Tuesday, February 9, 2016

Bernie and Thomas and Alex

Thomas Jefferson, that is, and Alexander Hamilton. (With whom I'm currently a bit obsessed, having seen Hamilton on Broadway this past weekend.)

Because, you see, I'm pretty sure Bernie Sanders would be on Team Jefferson. And... Team Jefferson is wrong. Thomas Jefferson was wrong, about, like, most things. Not everything: I like much of what he has to say about religion, and he was on the right side of the "is it okay to be an opposition party?" thing. Essentially everything he thought about the Constitution was wrong, though, as was his notion that America should be all rural and agrarian and stuff. Oh, and the whole "holding slaves" thing. True, he had relatively anti-slavery principles, but he also had lots and lots of slaves. His whole humble, man-of-the-people thing was basically a lie; he was an artistocrat. Hamilton was, as the first song from Hamilton so powerfully illustrates, the "bastard, orphan" who "gr[e]w up to be a hero and a scholar." Oh, and who opposed slavery. But no, he's the monarchist and the elitist, apparently.
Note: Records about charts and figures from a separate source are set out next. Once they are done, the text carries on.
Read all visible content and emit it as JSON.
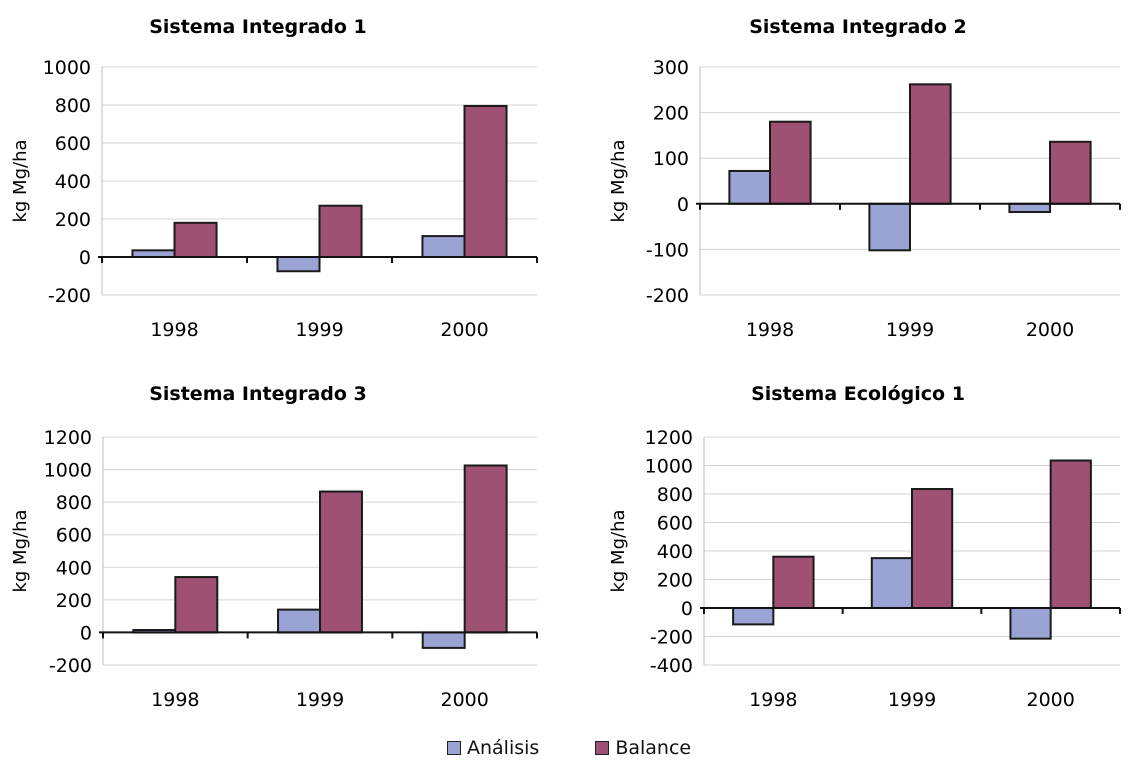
{
  "chart_data": [
    {
      "type": "bar",
      "title": "Sistema Integrado 1",
      "ylabel": "kg Mg/ha",
      "categories": [
        "1998",
        "1999",
        "2000"
      ],
      "yticks": [
        "1000",
        "800",
        "600",
        "400",
        "200",
        "0",
        "-200"
      ],
      "ylim": [
        -200,
        1000
      ],
      "series": [
        {
          "name": "Análisis",
          "values": [
            35,
            -75,
            110
          ]
        },
        {
          "name": "Balance",
          "values": [
            180,
            270,
            795
          ]
        }
      ]
    },
    {
      "type": "bar",
      "title": "Sistema Integrado 2",
      "ylabel": "kg Mg/ha",
      "categories": [
        "1998",
        "1999",
        "2000"
      ],
      "yticks": [
        "300",
        "200",
        "100",
        "0",
        "-100",
        "-200"
      ],
      "ylim": [
        -200,
        300
      ],
      "series": [
        {
          "name": "Análisis",
          "values": [
            72,
            -102,
            -18
          ]
        },
        {
          "name": "Balance",
          "values": [
            180,
            262,
            136
          ]
        }
      ]
    },
    {
      "type": "bar",
      "title": "Sistema Integrado 3",
      "ylabel": "kg Mg/ha",
      "categories": [
        "1998",
        "1999",
        "2000"
      ],
      "yticks": [
        "1200",
        "1000",
        "800",
        "600",
        "400",
        "200",
        "0",
        "-200"
      ],
      "ylim": [
        -200,
        1200
      ],
      "series": [
        {
          "name": "Análisis",
          "values": [
            15,
            140,
            -95
          ]
        },
        {
          "name": "Balance",
          "values": [
            340,
            865,
            1025
          ]
        }
      ]
    },
    {
      "type": "bar",
      "title": "Sistema Ecológico 1",
      "ylabel": "kg Mg/ha",
      "categories": [
        "1998",
        "1999",
        "2000"
      ],
      "yticks": [
        "1200",
        "1000",
        "800",
        "600",
        "400",
        "200",
        "0",
        "-200",
        "-400"
      ],
      "ylim": [
        -400,
        1200
      ],
      "series": [
        {
          "name": "Análisis",
          "values": [
            -115,
            350,
            -215
          ]
        },
        {
          "name": "Balance",
          "values": [
            360,
            835,
            1035
          ]
        }
      ]
    }
  ],
  "legend": {
    "items": [
      {
        "label": "Análisis",
        "color": "#9aa4d4"
      },
      {
        "label": "Balance",
        "color": "#9e5173"
      }
    ],
    "position": "bottom"
  },
  "colors": {
    "analisis": "#9aa4d4",
    "balance": "#9e5173",
    "gridline": "#d4d4d4",
    "axis": "#111111"
  }
}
Now the point isn't that Sanders likes all of these things about Jefferson. He certainly disagrees with at least the slavery thing, and he's probably not a strict constructionist. But I'm sure he loves Jefferson's whole egalitarian shtick, despite its being basically a lie, and he probably has at least some sympathy for the rural/agrarian thing.

Oh, and then there's the Bank. The First Bank of the United States, championed by Hamilton and opposed by Jefferson. I'd be shocked if Sanders isn't on Jefferson's side there (on policy if not on the constitutional issue). Which... is bad. It also puts him in the company of Andrew Jackson, whom liberals have recently had the decency to recognize as a slave-owning, native-slaughtering, paranoid villain, not a populist hero.

And this actually ties into the thing that maybe bothers me the most about the prospect of Bernie Sanders becoming President: he's against the Wall Street bailout of 2008. Indeed, he doesn't even seem to know that the American taxpayer made money out of the bailout, because we got paid back more than we paid out in the first place. (Bernie keeps using the line that "America bailed out Wall St., now it's time for Wall St. to bail out America" in describing his proposed speculation tax.) And again, this is wrong. Really, really wrong. If Sanders had been President, and had vetoed the law (which he voted against in the Senate), we actually would've had another depression. It would've done enormous damage to the world economy. But, you know, it was a bailout, to the banks. The big banks at that. And banks are bad, especially the big ones--as Jefferson and Jackson knew.

I find this legitimately troubling. Either he's being disingenuous here or he really doesn't understand some things about how the economy works. And I really would worry that, if some similar sort of financial crisis came up, he might not be willing to do what had to be done to prevent collapse, even if it didn't really sit comfortably with his general ideology.

Now, perhaps the most favorable part of the Jefferson comparison is that when push came to shove, and Jefferson had an opportunity to radically change America's destiny forever, but he had to violate his constitutional principles in order to do so, he did it. That's the Louisiana Purchase of 1803, which a Jeffersonian strict constructionist would've thought unconstitutional. So maybe if push came to shove, Sanders would listen to the advice of mainstream economics and do what was necessary. But... maybe? He might actually not do that; at the very least I'd like for someone to interrogate him a bit more about this.

Until they do, his resemblance to Jefferson is a little bit troubling.